Of course you all know how the story ends. I made it back into academia eventually, even though it took years to find my true calling. Re-starting a scientific career with no prior line of research to build on, in a new discipline where you don’t know anyone and no one knows you, is a very lonely business. For me, the worst was the sensation of having been left behind. First it was seeing postdocs with whom I’d shared a lab become professors. Then it was PhD students I’d supervised. I knew I was swirling in the dust when the PhD student of a PhD student I’d supervised became a professor too. When I ran into such former colleagues at conferences, I always felt awkward and embarrassed, even though I was sure they weren’t aware of how lowly I felt, and wouldn’t have dreamt of judging me. To them, I was that interesting person who’d published novels and organized a memorable political demonstration. But inside, I was the failed scientist who didn’t even have a permanent position, who was surfing, hard and desperate, on a wave of rolling short-term contracts, who was kidding herself, who wasn’t doing justice to the second chance she’d been given. I even allowed myself to be bullied on several occasions because deep down, I thought I deserved it.
Fast forward to today, a full fifteen years after re-starting my academic career. It is only now that I finally feel like I belong, and deserve, to be running a lab. I lead with a light but steady hand, confident in my choices; I have a clear scientific vision; I am respected in my new field. I play a pivotal role in the university. It hasn’t always been smooth sailing – a shocking and protracted incidence of collegial abuse a few years ago nearly threw me back into that roiling surf. But I got through it, and kept my head above water, and now I know that such terrible things happen all the time, but the trick is not to let those incidents define you or undermine your confidence or sense of self. The perpetrators are to be pitied, not feared or hated, and one day they will undoubtedly reap what they sow. Meanwhile, it strengthens my resolve to never be the sort of person who seeks to advance themselves by treading on others; to break the cycle of abuse by refusing to be bitter or changed; to encourage my trainees to shine brightly, to become their best possible selves.

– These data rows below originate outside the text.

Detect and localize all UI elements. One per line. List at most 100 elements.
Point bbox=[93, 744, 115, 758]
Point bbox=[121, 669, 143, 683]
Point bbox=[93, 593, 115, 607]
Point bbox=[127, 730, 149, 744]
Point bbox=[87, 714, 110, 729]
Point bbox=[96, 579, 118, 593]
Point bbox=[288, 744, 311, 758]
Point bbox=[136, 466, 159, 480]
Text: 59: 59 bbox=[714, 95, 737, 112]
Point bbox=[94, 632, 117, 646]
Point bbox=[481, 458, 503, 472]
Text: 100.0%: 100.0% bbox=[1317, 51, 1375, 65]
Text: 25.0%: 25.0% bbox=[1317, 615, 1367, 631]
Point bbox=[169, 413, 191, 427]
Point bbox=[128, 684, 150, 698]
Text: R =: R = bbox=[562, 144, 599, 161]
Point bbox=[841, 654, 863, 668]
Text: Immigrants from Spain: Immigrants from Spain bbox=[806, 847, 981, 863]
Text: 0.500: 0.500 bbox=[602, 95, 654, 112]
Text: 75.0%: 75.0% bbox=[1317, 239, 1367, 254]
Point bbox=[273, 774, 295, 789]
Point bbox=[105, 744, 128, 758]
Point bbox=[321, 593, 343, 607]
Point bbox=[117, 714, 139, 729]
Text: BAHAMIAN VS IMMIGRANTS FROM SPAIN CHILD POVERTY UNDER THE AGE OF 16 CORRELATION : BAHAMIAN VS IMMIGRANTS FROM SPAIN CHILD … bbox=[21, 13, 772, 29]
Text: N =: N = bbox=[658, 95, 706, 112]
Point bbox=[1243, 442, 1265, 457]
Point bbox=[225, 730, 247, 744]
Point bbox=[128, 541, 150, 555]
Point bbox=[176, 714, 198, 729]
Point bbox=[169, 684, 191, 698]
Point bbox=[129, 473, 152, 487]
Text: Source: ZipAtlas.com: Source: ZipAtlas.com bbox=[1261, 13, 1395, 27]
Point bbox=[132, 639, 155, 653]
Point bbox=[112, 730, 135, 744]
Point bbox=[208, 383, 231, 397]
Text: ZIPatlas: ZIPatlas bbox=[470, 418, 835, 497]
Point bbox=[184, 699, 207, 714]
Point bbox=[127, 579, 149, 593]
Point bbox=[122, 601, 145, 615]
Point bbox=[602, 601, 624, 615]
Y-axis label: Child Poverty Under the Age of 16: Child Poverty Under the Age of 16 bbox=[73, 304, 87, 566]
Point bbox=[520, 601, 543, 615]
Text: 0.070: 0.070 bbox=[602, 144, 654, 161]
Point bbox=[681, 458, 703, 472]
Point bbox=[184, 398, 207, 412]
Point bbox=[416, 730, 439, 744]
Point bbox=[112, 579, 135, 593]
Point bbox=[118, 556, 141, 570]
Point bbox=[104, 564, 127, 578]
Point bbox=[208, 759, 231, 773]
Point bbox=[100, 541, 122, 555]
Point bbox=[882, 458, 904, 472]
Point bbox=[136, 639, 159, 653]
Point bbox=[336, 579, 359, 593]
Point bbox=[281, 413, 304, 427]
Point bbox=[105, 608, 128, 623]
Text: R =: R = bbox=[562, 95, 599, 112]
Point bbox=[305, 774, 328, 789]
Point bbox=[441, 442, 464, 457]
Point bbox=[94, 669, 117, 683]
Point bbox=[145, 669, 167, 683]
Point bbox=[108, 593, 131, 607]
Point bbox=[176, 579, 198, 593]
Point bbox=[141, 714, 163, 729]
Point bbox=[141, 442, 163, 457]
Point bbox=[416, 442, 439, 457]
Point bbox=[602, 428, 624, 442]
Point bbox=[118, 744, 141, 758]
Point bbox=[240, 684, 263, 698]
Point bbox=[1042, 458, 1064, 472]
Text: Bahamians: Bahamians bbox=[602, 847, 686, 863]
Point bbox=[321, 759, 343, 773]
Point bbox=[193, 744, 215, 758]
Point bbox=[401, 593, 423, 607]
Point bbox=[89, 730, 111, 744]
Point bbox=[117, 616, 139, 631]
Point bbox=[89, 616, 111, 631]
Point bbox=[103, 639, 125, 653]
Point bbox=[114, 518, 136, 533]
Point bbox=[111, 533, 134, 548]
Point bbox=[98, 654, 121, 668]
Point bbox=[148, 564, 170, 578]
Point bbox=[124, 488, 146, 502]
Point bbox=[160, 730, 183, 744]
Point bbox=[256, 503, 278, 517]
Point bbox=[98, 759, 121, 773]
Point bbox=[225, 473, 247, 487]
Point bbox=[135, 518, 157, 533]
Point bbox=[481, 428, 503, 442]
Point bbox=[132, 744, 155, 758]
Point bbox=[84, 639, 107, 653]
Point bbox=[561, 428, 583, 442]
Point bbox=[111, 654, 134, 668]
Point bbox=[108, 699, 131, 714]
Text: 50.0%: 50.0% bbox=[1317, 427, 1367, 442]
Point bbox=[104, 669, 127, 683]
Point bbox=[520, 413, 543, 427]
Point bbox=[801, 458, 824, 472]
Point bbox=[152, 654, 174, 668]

Earlier this month, I found out that my promotion bid had been successful, and that from October I will officially be known as Professor Rohn. After all the heartache, obstruction and deviation, it seems almost unbelievable. I think this is why it took me so long to process the information enough to write about it. Somewhere inside me, a young girl is still scrubbing rodent poo from hundreds of cages; as she walks the corridors on her way out, tired and back-sore, she is peering into the brightly lit labs to the left and right and wondering what it would feel like to belong to one of them. But the long-dreamt-of moment has finally arrived. I survived. I made it.
The other day, on a whim, I looked up the sneering senior scientist online and found that he’d vanished without a trace from PubMed within ten years of our encounter.
Yet I am still here. In fact, I’m only just getting started.